Don't get me wrong, I did want to live, I had this fairy tale fantasy of seeing my daughter get settled and letting me teach her children things, my poor girls grew up with me suffering from severe bouts of depression, but at least between we did have so much fun, which is why I love talking on this site, as bad as things get life never stays static and we never know what is around the corner,and need to hold onto that hope xxx.
These side effects have been too much, I only had one more session of chemo in this cycle but have decided to say no, I can still have a couple of years I hope and I want to just enjoy them. I dare say I will still be scared of what life might throw in my direction, I am always so afraid my daughter will get depression episodes,she has already experienced a few, but she is so much better than me at coping and has such a wonderful boyfriend who helps support her. It's funny how even when things are good we can be so afraid it won't last and for no reason.
I hope you have lots of strength to return to work next week, speak to your boss to go back slowly at first.
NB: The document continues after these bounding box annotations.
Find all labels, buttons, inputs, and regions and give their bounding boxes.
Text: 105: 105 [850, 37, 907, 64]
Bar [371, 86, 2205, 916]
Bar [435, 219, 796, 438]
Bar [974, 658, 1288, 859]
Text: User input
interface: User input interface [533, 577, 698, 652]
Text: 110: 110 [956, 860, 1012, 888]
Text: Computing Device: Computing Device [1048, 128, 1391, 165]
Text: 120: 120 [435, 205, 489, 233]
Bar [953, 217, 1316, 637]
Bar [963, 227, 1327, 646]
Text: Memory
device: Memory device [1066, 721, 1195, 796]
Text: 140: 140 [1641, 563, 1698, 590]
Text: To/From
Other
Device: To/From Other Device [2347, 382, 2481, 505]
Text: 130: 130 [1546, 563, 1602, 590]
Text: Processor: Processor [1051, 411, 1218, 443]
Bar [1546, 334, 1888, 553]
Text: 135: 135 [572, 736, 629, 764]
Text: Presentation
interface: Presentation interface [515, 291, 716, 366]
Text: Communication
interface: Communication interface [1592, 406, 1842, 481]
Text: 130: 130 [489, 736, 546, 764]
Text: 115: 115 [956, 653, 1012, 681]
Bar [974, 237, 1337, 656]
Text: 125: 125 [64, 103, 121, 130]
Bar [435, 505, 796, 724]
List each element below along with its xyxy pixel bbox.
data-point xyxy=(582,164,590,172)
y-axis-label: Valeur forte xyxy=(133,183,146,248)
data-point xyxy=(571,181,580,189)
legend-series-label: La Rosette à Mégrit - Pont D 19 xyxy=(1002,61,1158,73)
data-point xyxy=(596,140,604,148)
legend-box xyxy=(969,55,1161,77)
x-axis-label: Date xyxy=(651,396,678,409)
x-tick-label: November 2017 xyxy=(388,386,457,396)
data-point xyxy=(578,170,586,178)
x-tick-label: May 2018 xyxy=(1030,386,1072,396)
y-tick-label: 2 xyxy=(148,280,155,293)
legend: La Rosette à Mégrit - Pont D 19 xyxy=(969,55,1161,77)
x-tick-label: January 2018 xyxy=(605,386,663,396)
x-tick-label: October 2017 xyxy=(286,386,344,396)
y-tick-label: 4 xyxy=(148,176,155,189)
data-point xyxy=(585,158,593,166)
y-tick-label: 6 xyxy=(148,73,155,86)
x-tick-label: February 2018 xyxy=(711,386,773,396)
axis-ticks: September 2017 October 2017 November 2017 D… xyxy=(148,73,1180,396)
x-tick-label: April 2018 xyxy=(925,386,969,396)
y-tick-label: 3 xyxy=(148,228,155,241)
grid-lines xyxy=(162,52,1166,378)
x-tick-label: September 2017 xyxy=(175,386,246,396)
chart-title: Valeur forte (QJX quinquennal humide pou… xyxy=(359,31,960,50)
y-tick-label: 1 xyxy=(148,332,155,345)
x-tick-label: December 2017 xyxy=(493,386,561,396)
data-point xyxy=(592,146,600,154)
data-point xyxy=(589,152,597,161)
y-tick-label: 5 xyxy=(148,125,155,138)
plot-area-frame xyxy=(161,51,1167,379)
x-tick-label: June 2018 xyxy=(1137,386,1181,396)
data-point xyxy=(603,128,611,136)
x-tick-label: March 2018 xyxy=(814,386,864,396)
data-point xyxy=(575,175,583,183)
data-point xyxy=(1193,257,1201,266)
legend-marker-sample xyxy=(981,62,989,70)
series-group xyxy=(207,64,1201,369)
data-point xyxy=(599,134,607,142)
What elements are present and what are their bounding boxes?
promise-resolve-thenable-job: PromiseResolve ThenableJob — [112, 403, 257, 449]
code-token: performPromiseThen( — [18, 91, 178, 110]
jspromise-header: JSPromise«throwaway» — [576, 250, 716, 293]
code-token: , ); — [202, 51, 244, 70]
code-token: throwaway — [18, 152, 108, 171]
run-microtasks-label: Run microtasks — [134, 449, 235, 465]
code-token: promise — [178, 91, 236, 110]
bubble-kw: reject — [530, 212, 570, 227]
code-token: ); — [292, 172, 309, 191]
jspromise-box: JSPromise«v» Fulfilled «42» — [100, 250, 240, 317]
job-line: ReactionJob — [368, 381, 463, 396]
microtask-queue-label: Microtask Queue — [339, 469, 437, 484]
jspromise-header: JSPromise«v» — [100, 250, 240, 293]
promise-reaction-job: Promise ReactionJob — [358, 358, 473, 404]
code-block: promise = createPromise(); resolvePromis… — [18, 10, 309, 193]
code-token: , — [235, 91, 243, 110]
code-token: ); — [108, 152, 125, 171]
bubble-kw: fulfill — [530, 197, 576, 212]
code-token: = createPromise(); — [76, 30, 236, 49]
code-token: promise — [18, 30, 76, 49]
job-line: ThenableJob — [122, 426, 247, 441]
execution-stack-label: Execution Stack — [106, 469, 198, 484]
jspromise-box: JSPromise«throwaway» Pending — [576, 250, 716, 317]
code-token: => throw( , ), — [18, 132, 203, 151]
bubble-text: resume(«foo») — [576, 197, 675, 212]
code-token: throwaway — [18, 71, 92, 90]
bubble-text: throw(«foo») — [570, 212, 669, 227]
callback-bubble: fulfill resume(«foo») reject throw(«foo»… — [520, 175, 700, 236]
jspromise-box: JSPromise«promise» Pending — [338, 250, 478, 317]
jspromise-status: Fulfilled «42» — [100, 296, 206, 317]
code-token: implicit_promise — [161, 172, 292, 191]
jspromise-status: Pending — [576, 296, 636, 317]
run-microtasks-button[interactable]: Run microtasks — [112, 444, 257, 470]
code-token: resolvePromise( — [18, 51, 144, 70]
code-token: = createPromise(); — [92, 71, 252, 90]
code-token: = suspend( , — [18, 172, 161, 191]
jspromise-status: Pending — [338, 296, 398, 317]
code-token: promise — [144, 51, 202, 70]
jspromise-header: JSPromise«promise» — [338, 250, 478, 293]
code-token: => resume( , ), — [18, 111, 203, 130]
I hope you are lucky to have a lot of support from all your work colleagues, I keep struggling to keep working when I know very well I am messing up so badly at times, but I am lucky to have been overwhelmed by the support I have got from my boss and work colleagues, I just wish they could take on some of my work so I didn't worry so much about it not getting done but when the time is right trying to work can give such a lift.
Take care Maria you can beat this, but go slow or sometimes it feels like one step forward and two back, and the odd occasions that may happen always remind yourself your not going to give up and things are going to get better.
Hi Gemma, I am doing very well thank you, there is nothing like a terminal illness to make you suddenly take stock of the good things in life π I think I have a good few years in me yet so try to live as healthily as I can and luckily this does have an enormous effect on the depression as well. I still love the support on here as loneliness can sometimes creep up on me and I find the need to fit in with nice compassionate people, so this is a nice place to be even if I don't speak for a while.
I miss some of the people that were so active a while back through and hope life is treating them well.